Ладья под пирамидой | страница 29



«Сначала, — рассказывает Хаджа Ахмед, — я был озадачен и даже напуган. Я ничего не знал о кораблестроении, и мне казалось, что тут потребуется скорее корабел, чем реставратор».

Но потом он сообразил, что никто не знает о строительстве древних египетских судов. Прошло более пятидесяти лет с тех пор, как произошло похожее открытие: тогда в Дашуре поблизости от пирамиды XII династии было найдено пять или шесть маленьких лодок (смотри шестую главу). В Департаменте древностей не осталось уже никого, кто бы знал что-либо об этих дашурских лодках. А в отчетах об их раскопках, к сожалению, не было ни слова о том, как эти лодки собирали и реконструировали.

С типичной для него уверенностью Хаджа Ахмед решил, что если эта задача выполнима, то она по силам только ему. Отступать было некуда. Когда он рассказывал обо всем этом двадцать лет спустя, меня поражала его вера, хотя тогда ни сам он, ни кто-либо другой еще не понимали, что именно лежало в погребальной траншее.

В конце 20-х годов Ахмед Юсеф Мустафа, только что окончивший первый курс Каирского института современного искусства, обратился в Департамент древностей с просьбой предоставить ему какую-нибудь работу, по возможности связанную с реставрацией. Его работа заключалась в основном в приклеивании отколотых рук, ног и носов к каменным скульптурам. Более тонкой работы ему не доверяли. Считалось, что египтяне, особенно такие молодые, как Ахмед Юсеф, не обладали достаточным мастерством, чтобы работать с уникальными, хрупкими и зачастую драгоценными предметами. Почти четыре года молодой ученый, скрывая горькие разочарования, делал формы и отливки копий экспонатов Каирского музея для музеев всего мира и с ужасом наблюдал, как нередко попытки других реставраторов восстановить более сложные предметы оканчивались провалом и совершенно искажали их истинный облик. Не раз просил он испробовать его на реставрационных работах, но ему в этом отказывали.

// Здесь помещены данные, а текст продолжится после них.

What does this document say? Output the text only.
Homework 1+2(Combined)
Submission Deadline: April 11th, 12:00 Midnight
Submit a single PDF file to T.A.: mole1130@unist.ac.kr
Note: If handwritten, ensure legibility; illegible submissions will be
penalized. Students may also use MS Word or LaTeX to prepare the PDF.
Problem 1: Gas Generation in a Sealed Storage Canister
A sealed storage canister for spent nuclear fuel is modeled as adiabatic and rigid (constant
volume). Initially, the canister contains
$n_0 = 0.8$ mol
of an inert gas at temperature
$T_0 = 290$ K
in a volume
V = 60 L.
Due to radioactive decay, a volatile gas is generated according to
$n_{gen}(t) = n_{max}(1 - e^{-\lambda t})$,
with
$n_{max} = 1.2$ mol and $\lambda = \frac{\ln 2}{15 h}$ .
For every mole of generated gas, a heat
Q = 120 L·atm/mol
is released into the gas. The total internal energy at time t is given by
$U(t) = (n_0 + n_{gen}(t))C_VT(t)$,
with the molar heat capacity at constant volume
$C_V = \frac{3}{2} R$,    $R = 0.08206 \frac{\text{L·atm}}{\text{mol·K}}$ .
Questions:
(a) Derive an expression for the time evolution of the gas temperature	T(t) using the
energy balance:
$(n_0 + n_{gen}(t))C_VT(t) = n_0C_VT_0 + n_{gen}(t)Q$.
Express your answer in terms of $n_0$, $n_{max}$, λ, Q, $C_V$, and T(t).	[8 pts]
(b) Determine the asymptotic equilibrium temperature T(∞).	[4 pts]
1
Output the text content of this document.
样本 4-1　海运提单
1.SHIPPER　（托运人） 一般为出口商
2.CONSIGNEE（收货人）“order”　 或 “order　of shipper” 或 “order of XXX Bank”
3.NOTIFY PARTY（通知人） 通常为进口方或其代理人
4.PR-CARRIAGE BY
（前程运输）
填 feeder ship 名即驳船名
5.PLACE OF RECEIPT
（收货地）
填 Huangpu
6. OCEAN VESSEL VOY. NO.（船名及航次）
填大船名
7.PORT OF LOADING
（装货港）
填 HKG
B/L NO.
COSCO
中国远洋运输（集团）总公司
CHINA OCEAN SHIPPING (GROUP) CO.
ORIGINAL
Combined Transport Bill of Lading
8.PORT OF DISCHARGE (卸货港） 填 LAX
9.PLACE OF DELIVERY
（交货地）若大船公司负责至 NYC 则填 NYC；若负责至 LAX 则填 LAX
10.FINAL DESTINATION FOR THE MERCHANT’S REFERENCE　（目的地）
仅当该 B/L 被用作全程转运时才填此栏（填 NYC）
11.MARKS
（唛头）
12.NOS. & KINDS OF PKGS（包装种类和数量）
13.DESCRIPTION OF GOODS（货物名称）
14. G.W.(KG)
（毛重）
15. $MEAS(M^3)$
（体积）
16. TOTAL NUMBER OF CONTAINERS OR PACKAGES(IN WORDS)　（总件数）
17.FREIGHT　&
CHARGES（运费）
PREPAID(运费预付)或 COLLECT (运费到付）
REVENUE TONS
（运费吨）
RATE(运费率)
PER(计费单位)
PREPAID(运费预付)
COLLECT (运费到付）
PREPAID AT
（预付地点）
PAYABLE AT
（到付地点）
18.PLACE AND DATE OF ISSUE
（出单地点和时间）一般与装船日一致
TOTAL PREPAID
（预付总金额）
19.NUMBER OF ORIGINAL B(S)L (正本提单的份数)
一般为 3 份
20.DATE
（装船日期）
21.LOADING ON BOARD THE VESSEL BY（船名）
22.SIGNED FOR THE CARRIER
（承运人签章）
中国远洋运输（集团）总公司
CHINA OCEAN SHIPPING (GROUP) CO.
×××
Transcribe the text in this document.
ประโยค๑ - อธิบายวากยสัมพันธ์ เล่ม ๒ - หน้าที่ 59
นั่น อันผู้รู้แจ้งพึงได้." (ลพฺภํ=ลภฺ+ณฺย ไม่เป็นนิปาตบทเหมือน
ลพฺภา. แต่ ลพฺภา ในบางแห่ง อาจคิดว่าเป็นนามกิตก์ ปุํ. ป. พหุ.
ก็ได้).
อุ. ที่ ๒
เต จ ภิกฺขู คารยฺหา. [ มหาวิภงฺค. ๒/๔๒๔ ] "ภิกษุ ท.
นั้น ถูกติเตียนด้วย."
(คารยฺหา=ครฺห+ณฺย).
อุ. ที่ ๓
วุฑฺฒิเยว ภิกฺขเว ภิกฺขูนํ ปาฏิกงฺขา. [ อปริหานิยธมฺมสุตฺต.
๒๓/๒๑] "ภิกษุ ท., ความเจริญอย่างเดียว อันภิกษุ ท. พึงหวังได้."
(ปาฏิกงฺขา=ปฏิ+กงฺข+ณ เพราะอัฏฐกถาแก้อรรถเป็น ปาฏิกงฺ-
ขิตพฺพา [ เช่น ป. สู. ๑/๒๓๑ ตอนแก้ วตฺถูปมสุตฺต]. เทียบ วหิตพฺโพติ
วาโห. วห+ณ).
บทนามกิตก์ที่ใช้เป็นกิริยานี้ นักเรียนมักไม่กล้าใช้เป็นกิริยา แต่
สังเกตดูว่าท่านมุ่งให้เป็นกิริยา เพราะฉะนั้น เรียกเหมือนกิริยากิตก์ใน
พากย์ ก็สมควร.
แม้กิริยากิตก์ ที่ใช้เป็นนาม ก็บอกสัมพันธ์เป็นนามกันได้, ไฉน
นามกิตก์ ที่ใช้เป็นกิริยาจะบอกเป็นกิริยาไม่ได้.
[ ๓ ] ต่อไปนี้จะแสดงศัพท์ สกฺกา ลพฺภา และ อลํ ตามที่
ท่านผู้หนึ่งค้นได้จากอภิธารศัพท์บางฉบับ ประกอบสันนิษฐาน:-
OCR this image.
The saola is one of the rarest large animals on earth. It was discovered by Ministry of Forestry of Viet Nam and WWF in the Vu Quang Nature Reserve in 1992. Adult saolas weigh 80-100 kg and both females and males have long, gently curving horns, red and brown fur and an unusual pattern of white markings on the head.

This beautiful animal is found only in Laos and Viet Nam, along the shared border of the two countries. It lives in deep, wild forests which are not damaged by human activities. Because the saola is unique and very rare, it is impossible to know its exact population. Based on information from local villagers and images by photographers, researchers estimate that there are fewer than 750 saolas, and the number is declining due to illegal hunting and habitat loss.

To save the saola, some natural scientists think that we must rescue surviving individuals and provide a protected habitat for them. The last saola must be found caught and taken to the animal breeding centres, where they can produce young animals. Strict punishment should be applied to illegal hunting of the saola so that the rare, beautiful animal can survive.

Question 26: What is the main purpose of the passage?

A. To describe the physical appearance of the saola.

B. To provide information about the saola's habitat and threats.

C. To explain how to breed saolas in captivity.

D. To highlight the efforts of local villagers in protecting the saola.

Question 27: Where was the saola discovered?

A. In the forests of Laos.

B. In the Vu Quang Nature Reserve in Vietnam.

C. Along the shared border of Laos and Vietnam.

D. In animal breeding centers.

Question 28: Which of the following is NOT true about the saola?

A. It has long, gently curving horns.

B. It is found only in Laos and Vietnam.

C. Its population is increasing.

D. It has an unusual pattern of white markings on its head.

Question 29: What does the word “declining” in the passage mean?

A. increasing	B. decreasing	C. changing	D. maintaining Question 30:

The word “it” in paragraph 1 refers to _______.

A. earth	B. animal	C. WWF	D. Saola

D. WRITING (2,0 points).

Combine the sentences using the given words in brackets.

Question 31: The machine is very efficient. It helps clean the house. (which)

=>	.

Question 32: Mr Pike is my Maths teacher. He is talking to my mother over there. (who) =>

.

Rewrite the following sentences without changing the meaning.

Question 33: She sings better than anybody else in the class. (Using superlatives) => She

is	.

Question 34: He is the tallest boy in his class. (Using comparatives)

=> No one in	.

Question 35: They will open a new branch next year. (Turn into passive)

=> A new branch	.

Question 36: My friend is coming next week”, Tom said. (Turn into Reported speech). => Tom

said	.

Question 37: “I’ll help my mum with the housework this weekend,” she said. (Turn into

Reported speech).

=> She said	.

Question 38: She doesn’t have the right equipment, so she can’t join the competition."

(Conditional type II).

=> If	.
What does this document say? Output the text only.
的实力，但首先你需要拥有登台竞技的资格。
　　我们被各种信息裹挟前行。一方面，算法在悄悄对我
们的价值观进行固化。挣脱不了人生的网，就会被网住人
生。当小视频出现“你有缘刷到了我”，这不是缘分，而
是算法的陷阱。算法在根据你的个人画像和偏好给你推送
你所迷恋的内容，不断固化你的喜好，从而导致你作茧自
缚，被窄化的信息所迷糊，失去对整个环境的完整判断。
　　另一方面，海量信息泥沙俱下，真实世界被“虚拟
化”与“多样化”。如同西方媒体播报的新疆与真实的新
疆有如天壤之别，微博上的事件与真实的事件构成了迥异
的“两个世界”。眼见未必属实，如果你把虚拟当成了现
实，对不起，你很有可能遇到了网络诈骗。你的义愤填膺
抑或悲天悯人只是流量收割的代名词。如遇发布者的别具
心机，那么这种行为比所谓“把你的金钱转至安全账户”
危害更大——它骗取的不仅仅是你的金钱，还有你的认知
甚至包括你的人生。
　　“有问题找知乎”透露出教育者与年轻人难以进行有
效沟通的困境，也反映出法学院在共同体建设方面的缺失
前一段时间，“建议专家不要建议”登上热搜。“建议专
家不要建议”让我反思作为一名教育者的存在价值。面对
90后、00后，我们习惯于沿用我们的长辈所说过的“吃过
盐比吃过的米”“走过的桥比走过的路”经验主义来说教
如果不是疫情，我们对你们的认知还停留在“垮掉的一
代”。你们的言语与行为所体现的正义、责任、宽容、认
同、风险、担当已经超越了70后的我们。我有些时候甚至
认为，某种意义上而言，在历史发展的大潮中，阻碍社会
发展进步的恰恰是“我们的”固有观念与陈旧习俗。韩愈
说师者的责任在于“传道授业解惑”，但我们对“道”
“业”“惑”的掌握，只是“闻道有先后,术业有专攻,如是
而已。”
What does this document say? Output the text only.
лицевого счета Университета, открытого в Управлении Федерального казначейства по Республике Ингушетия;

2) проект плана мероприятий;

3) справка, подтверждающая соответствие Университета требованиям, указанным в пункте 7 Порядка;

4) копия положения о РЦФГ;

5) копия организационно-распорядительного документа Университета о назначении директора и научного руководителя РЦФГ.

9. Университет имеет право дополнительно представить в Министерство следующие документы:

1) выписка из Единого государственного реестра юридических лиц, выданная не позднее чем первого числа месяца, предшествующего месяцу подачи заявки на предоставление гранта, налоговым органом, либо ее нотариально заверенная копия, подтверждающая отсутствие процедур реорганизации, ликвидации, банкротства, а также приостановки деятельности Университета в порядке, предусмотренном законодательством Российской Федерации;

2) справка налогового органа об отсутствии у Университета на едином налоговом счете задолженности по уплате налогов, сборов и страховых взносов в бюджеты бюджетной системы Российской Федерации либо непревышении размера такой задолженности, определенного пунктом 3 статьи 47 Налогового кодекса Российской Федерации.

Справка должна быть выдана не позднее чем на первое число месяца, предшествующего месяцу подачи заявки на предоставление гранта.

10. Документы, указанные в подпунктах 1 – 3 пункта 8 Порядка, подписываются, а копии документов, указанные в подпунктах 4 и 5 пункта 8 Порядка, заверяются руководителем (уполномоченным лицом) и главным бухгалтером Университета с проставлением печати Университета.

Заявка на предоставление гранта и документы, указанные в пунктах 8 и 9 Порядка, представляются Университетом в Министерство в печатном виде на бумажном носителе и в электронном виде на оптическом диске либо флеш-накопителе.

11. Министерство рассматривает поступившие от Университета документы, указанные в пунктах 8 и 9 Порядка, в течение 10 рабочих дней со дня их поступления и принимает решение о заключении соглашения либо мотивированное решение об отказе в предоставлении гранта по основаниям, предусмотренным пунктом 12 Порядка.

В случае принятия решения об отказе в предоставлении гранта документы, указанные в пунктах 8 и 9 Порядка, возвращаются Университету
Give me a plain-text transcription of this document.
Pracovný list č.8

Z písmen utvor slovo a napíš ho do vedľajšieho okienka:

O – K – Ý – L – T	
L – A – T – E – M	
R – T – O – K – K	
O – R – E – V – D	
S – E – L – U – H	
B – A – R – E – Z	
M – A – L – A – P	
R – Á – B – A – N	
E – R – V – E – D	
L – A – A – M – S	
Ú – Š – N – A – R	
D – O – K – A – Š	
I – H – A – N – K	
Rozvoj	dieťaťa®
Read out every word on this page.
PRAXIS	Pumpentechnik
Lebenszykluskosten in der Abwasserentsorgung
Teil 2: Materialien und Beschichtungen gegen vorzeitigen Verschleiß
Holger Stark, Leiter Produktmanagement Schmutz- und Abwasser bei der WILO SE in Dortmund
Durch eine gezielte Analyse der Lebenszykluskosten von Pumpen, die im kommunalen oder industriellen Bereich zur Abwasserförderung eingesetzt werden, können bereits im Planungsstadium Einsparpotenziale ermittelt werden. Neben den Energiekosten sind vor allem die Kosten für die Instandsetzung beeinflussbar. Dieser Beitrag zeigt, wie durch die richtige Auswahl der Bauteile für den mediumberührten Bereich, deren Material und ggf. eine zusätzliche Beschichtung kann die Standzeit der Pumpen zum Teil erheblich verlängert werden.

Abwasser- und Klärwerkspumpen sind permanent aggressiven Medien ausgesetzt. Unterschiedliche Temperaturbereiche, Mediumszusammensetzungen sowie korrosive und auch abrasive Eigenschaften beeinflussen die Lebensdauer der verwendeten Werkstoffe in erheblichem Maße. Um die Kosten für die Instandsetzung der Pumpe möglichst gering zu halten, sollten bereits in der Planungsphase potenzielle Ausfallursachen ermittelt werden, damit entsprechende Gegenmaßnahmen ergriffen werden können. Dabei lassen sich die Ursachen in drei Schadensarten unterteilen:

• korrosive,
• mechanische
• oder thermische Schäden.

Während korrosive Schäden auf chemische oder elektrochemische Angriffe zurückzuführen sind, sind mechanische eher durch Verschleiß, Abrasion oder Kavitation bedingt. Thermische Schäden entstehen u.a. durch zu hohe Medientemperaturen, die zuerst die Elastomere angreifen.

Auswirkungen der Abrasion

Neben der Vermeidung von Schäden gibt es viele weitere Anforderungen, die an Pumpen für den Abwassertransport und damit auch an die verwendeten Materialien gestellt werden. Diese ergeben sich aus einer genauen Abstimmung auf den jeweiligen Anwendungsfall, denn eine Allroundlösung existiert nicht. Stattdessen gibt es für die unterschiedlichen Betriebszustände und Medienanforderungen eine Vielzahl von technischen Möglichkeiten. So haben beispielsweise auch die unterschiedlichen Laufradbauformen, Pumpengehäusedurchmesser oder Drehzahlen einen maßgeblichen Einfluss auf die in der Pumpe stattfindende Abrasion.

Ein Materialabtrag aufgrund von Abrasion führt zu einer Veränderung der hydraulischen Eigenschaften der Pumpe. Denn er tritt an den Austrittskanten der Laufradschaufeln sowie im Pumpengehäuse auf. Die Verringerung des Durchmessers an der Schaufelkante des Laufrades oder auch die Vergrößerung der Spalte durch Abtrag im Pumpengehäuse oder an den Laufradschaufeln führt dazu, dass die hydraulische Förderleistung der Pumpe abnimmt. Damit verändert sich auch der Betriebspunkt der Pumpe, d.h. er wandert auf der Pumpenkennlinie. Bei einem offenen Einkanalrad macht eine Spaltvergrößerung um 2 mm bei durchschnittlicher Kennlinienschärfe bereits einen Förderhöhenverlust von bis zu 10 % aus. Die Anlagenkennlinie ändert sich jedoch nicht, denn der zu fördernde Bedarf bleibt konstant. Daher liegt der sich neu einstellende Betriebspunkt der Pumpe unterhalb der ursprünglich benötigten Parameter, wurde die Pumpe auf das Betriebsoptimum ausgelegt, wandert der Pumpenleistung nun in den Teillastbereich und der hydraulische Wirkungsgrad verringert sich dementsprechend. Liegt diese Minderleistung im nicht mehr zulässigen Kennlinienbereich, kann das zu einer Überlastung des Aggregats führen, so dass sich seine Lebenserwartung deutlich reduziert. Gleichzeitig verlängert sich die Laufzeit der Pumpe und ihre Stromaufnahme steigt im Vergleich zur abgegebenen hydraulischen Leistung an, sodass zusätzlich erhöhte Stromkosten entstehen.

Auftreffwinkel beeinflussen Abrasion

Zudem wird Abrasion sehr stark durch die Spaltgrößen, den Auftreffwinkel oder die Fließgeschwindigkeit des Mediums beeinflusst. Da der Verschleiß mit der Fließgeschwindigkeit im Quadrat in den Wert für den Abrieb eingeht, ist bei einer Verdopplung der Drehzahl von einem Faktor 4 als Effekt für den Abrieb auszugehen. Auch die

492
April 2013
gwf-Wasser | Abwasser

Однако это было не просто навязчивой идеей Ахмеда Юсефа, а одержимостью, владевшей им с детства: он верил, что обладает уникальным даром, способностью понимать мастеров и художников древнего Египта. Мне рассказали о нем удивительную историю. Однажды, когда он очищал женскую головку в гробнице фиванского некрополя, ему показалось, что она отшатнулась от прикосновения острого резца. Тогда он достал деревянные инструменты, но головке и это было неприятно. И только когда он взял мягкую кисточку из верблюжьей шерсти, черты ее разгладились и она взглянула на него благосклонно. Случай этот рассказывали мне на английском, а в это время Хаджа Ахмед, который говорит только по-арабски, сидел напротив меня, мирно сложив руки на животе, и добродушно улыбался. Интересно, верил ли он сам в эту историю? Ответа никто не знает, да и какое он имеет значение! Гораздо важнее, что эта история подтверждает то почти мистическое чувство, которое связывает этого сурового, ортодоксального и глубоко верующего мусульманина с далеким языческим прошлым его страны.